The Public Education Town Hall panel listens to proceedings about the Chattanooga 2.0 movement Tuesday at Woodland Park Baptist Church.
The Public Education Town Hall panel listens to proceedings about the Chattanooga 2.0 movement Tuesday at Woodland Park Baptist Church.

At perhaps the most crucial juncture for the Hamilton County Schools since the merged system was formed in 1997, the Hamilton County Board of Education should not decide to march in place.

Today, that board will interview three candidates it has selected for interim superintendent. If it so chooses, it could turn around and make that interim superintendent the new superintendent.

That was done four years ago when school board members decided longtime administrator and then-recently named interim superintendent Rick Smith was their man.
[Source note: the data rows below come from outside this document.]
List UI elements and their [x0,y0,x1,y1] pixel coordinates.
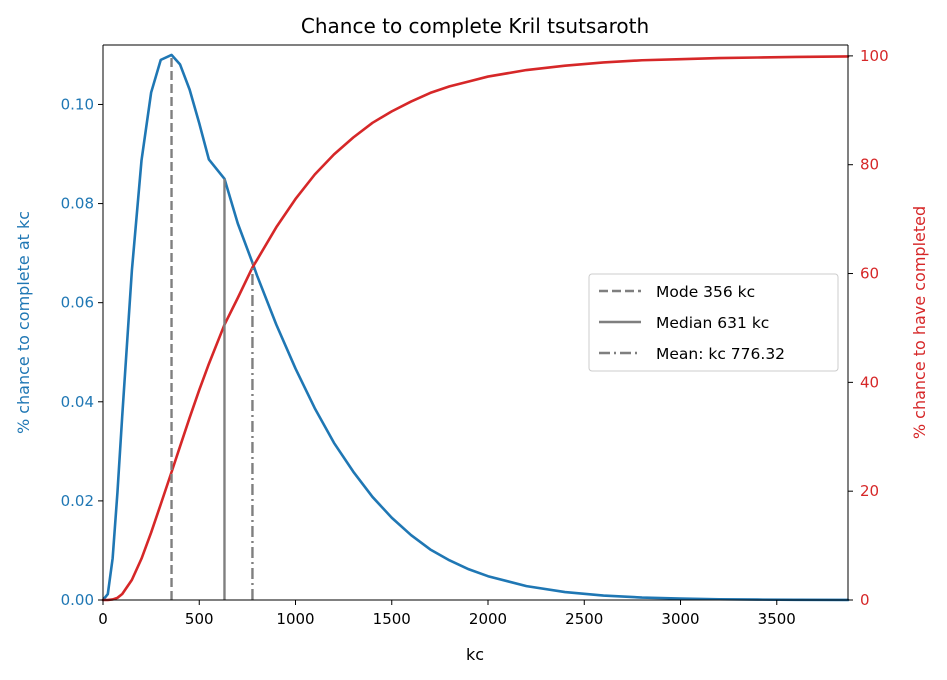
x-tick-label: 2000 [469,610,507,628]
series-line-cdf [101,55,850,602]
x-tick-label: 500 [185,610,214,628]
y-right-tick-label: 80 [860,156,879,174]
legend: Mode 356 kc Median 631 kc Mean: kc 776.32 [588,273,839,372]
plot-area: 0 500 1000 1500 2000 2500 3000 35000.000.020.04… [61,44,889,628]
x-tick-label: 2500 [565,610,603,628]
y-right-tick-label: 100 [860,47,889,65]
y-left-axis-title: % chance to complete at kc [14,211,33,434]
legend-label-median: Median 631 kc [656,314,769,332]
y-left-tick-label: 0.08 [61,195,94,213]
y-right-tick-label: 0 [860,591,870,609]
legend-box [588,273,839,372]
x-tick-label: 3000 [661,610,699,628]
y-right-axis-title: % chance to have completed [910,206,929,439]
y-left-tick-label: 0.04 [61,393,94,411]
x-tick-label: 3500 [758,610,796,628]
x-tick-label: 1000 [276,610,314,628]
legend-label-mode: Mode 356 kc [656,283,755,301]
chart-title: Chance to complete Kril tsutsaroth [301,14,649,38]
x-tick-label: 1500 [373,610,411,628]
y-left-tick-label: 0.10 [61,95,94,113]
legend-label-mean: Mean: kc 776.32 [656,345,785,363]
x-axis-title: kc [466,645,484,664]
y-right-tick-label: 40 [860,373,879,391]
y-left-tick-label: 0.02 [61,492,94,510]
x-tick-label: 0 [98,610,108,628]
y-left-tick-label: 0.00 [61,591,94,609]
y-right-tick-label: 20 [860,482,879,500]
series-line-pmf [101,53,850,602]
y-right-tick-label: 60 [860,265,879,283]
y-left-tick-label: 0.06 [61,294,94,312]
Two of the candidates for interim superintendent, co-acting superintendent Dr. Kirk Kelly and Normal Park Museum Magnet Principal Jill Levine, are entrenched parts of the current system the public has said is broken.

Kelly, who was assistant superintendent for accountability and testing, was a part of Smith's leadership team. When Smith needed to present numbers, the story goes, Kelly could find the numbers. And although he served as a principal at Alton Park Elementary School, where a teacher won a six-figure settlement against him for mistreatment in the late 1990s, he has not shown bold public leadership since moving into the central office.
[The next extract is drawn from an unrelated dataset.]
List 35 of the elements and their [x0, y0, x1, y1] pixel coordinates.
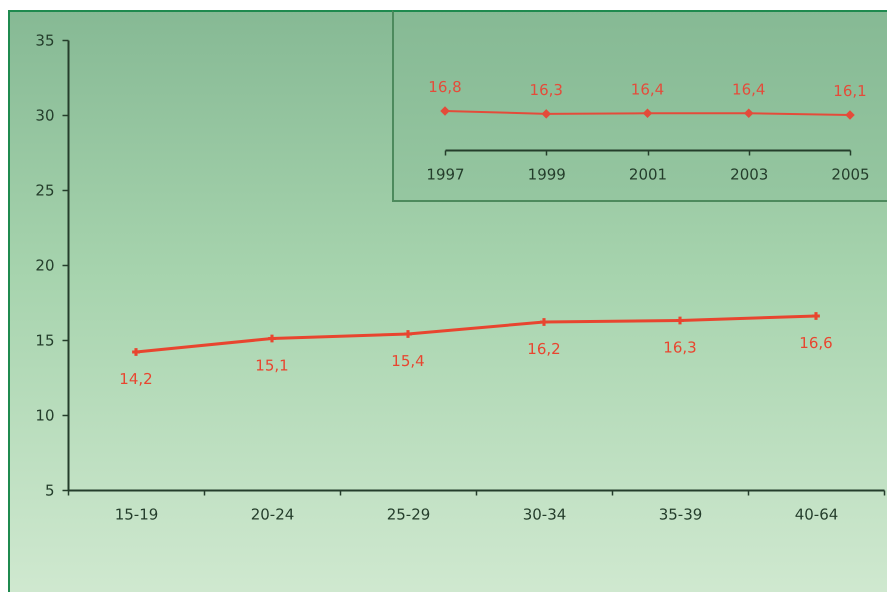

Levine, who came into the Hamilton County system from Louisiana some years ago, has found success at Normal Park with a tailored school zone. She has previous experience as an assistant principal and as a teacher locally. Both she and Normal Park have won awards during her tenure there. Her innovative leadership style is said to have both its supporters and detractors.
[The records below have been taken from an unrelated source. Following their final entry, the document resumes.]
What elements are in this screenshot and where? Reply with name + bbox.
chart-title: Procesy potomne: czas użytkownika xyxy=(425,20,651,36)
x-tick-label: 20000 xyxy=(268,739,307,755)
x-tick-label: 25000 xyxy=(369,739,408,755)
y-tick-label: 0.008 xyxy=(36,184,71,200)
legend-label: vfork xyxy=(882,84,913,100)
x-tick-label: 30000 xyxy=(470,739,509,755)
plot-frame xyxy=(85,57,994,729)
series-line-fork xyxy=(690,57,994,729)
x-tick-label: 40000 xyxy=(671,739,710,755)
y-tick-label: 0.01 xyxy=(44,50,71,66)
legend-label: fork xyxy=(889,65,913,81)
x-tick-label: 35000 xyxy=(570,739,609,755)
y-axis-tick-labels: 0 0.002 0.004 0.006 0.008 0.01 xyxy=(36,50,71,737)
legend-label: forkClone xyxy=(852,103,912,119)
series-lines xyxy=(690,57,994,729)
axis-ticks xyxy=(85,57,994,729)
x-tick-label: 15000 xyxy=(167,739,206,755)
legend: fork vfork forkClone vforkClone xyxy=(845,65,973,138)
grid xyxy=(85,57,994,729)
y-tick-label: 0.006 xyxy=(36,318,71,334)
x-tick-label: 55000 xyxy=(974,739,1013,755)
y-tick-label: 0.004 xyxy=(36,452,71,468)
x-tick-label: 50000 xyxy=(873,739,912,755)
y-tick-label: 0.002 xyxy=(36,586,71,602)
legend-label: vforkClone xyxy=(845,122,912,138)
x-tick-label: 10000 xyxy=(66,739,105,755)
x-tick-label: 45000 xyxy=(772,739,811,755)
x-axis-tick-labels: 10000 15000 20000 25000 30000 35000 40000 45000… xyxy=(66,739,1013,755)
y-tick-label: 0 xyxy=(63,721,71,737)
The third candidate is Shaun Sadler, a Hixson High School graduate who is a recently retired Marine Corps colonel with a personal interest in education as the son and husband of educators. As commanding officer of the Marine Aircraft Group 39, he oversaw all operations of the largest aircraft group in the Corps, dealing with more than 4,800 people and a $490 million operating budget.

We believe Sadler would be the best choice for interim superintendent because he would be able to give the entire system an unbiased review, determine areas of overlap and duplication, learn how the system could make better use of its state dollars and create a strategy to give a new superintendent a way forward.

Both audience members and panel members at a Chattanooga 2.0 Public Education Town Hall Tuesday night at Woodland Park Baptist Church outlined challenges for the school system (and for an interim superintendent), challenges they seemed to believe current leadership is either uninterested or unwilling to meet.

Ken Meyer, a panel member who is a former state representative and now employed by an online education firm, may have best summed up what most people want in the Hamilton County Schools. He said the system should have "bold leadership," a willingness "to think outside the box," the temerity to "challenge the status quo," innovative technology and training on that technology, the ability to set "high expectations" and the understanding that moving forward is not necessarily "about spending more money."

An interim superintendent not currently in the system would have the best ability to move ahead on those desires. We hope the board heeds that call.